Coming from the perspective of someone who has worked with SLiM in the past, something that I felt could have been expanded on in the manuscript was a more explicit discussion of functionality that is not available. The manuscript does a good job of explaining functionality that is available, which for those with limited experience of simulation is useful, however at times I was unsure of whether simulations I’ve run in the past would be possible with slendr. For example, defining mutation types, genome element types, recombination landscapes in the initiate phase, or defining fitness and mating callbacks. It might be interesting to know which of SLiM’s recipes are reproducible in the slendr framework to further provide a sense of what is and isn’t possible for those who have worked with SLiM previously. Expanding on these would be beneficial for those readers who wish to take advantage of slendr’s more general functionality, i.e. improved reproducibility, whole analyses contained within R, interacting with tskit etc.

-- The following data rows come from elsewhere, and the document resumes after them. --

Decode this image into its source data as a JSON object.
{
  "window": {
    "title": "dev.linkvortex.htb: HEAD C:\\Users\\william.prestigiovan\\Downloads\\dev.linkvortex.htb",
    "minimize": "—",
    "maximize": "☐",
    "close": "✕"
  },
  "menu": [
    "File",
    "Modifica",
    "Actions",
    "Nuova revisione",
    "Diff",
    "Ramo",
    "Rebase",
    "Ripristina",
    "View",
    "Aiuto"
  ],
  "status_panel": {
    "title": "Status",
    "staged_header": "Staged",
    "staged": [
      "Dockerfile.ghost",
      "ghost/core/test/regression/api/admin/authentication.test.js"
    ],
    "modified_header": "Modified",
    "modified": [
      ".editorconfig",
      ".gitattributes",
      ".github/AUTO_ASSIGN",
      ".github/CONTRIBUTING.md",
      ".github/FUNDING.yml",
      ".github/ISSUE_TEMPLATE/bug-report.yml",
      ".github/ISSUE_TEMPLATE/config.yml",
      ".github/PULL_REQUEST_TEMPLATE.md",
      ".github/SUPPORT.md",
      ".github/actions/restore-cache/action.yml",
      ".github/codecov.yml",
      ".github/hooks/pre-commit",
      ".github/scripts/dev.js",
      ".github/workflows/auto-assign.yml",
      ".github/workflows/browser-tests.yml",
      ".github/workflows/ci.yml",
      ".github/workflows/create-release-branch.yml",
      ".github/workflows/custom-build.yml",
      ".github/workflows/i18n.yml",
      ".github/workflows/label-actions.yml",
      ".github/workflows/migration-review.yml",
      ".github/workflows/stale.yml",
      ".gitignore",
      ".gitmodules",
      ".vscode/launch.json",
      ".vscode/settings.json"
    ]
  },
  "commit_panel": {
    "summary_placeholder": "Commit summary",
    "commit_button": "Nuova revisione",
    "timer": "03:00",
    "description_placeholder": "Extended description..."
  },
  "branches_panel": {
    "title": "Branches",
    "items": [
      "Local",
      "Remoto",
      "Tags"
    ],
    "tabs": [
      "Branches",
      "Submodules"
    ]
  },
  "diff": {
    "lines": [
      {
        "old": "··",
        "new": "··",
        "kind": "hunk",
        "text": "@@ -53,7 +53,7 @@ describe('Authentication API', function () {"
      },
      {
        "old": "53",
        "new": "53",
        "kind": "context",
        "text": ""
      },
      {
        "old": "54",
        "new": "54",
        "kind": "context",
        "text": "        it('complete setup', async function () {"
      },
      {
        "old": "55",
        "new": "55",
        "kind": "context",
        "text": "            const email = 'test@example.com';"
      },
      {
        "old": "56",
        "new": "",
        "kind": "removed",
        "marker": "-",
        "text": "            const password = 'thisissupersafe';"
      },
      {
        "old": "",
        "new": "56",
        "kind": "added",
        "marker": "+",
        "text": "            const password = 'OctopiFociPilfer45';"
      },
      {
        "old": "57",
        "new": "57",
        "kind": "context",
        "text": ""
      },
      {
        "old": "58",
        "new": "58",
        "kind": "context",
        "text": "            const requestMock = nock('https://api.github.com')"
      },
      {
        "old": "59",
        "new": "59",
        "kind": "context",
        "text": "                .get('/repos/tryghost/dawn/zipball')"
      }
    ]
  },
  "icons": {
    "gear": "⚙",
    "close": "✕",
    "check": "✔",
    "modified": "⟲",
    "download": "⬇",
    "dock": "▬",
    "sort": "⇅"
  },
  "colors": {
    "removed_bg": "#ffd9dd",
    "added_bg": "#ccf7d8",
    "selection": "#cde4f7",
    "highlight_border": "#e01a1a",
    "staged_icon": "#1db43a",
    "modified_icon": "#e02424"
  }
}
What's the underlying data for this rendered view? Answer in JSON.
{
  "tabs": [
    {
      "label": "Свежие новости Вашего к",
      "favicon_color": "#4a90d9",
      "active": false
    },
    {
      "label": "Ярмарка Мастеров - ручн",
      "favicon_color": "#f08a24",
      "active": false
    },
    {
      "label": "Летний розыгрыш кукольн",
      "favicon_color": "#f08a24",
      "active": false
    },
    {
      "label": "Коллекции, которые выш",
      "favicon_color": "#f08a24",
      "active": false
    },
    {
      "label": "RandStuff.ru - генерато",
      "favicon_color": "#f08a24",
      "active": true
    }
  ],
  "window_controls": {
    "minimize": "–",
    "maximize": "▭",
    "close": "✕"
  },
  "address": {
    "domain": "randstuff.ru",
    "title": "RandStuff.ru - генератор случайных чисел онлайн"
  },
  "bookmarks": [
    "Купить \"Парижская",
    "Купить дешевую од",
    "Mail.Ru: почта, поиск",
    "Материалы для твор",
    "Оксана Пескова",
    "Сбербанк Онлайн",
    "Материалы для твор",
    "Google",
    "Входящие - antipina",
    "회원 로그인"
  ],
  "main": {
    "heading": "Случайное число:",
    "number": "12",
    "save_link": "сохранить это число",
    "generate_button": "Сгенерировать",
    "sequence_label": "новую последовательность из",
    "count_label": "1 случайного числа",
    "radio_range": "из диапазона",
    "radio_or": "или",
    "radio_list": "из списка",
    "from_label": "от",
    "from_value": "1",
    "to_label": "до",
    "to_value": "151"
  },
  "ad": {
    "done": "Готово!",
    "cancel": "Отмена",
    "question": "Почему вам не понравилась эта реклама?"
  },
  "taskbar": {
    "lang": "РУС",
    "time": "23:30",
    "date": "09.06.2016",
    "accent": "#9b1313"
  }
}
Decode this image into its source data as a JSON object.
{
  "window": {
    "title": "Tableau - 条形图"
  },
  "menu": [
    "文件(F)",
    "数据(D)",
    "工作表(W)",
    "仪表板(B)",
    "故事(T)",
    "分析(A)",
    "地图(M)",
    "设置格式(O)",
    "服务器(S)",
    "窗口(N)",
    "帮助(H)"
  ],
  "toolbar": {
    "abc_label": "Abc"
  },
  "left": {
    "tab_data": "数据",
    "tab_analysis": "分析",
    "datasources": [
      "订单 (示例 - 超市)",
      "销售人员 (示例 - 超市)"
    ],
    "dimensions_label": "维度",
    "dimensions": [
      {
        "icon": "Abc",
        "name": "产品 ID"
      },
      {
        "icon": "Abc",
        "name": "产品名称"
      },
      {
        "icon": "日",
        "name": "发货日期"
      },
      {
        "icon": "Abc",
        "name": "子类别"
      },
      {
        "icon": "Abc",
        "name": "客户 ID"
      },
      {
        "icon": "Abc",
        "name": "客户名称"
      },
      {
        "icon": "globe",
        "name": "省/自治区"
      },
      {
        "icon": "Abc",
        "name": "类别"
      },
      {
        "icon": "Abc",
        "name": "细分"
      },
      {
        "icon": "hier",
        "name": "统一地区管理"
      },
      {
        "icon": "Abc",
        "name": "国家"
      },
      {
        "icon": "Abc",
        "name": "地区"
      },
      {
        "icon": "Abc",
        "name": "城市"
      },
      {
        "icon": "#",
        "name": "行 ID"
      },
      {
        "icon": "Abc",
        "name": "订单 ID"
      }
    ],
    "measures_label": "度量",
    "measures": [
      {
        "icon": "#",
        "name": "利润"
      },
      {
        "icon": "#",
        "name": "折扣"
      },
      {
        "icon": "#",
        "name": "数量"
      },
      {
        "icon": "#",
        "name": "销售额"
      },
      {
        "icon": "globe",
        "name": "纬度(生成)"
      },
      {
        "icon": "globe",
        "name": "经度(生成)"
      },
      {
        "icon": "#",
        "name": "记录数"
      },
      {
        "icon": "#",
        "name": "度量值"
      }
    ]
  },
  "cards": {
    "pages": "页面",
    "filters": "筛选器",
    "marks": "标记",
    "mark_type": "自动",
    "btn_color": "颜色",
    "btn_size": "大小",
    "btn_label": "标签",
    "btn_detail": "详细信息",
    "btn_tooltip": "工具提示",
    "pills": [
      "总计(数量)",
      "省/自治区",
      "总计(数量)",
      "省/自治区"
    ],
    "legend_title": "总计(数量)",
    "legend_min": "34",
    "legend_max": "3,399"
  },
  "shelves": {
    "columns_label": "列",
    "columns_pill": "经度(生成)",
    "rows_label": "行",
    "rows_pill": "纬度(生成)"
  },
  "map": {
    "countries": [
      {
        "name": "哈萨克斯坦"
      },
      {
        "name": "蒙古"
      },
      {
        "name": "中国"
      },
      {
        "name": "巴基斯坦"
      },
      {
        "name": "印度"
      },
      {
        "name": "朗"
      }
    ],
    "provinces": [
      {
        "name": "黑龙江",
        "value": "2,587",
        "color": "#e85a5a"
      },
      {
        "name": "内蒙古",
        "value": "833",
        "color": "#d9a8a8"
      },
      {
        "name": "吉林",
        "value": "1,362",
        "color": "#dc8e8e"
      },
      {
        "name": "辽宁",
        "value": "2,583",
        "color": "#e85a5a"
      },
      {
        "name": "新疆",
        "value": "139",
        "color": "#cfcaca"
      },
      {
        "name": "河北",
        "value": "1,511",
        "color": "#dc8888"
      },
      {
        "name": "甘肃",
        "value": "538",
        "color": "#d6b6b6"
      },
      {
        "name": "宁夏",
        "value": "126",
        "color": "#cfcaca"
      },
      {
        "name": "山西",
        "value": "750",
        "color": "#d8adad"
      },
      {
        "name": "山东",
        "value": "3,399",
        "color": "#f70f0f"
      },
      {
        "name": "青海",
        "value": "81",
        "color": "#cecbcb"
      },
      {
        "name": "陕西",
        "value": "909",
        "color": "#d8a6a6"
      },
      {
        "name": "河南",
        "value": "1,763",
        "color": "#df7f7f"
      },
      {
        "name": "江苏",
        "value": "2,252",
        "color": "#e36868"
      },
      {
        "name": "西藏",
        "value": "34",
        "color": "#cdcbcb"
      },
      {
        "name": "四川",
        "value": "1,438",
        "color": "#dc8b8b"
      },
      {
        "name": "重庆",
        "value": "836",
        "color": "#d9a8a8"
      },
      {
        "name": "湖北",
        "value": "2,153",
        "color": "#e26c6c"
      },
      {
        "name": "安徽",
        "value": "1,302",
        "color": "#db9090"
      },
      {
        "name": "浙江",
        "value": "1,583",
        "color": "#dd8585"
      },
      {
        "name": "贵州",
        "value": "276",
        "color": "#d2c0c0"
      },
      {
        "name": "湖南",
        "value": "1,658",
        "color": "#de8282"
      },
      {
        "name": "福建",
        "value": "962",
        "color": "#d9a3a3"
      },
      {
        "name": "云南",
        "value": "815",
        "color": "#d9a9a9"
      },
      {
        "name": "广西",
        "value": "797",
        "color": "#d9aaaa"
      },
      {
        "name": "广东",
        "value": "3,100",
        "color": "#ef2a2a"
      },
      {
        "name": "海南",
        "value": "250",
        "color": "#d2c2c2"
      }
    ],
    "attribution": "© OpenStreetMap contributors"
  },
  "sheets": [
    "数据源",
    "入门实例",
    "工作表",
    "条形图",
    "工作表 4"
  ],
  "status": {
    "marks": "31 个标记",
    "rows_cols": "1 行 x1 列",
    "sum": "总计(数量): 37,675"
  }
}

Related to the above, my take-away from the manuscript was that the absence of mutation types and fitness callbacks limits slendr to simulating neutral models (with the exception of fitness through competition). If this is the case it may be worth mentioning briefly at some point in the discussion.

I was curious whether there were any be benchmarking issues incurred as a result of running slim simulations through slendr as opposed to as standard on the command-line. Does it scale similarly as users increase pop size, mutation/recombination rate? In addition to this, does the slendr framework lend itself to running simulations in parallel across multiple CPU, or would this be handled with general R parallelisation e.g. running models within doParallel or similar?

Why would a pre-requisite to spatial raster models have to necessarily involve non-WF functionality (line 659)? Presumably a WF-model that could describe the expected spatial population structure observed when a WF population’s dispersal or mating is limited by local environment would be useful for various applications of interest to molecular ecologists, including connectivity for example. I should add that this section (line 653-671) does a good job overall of highlighting future applications.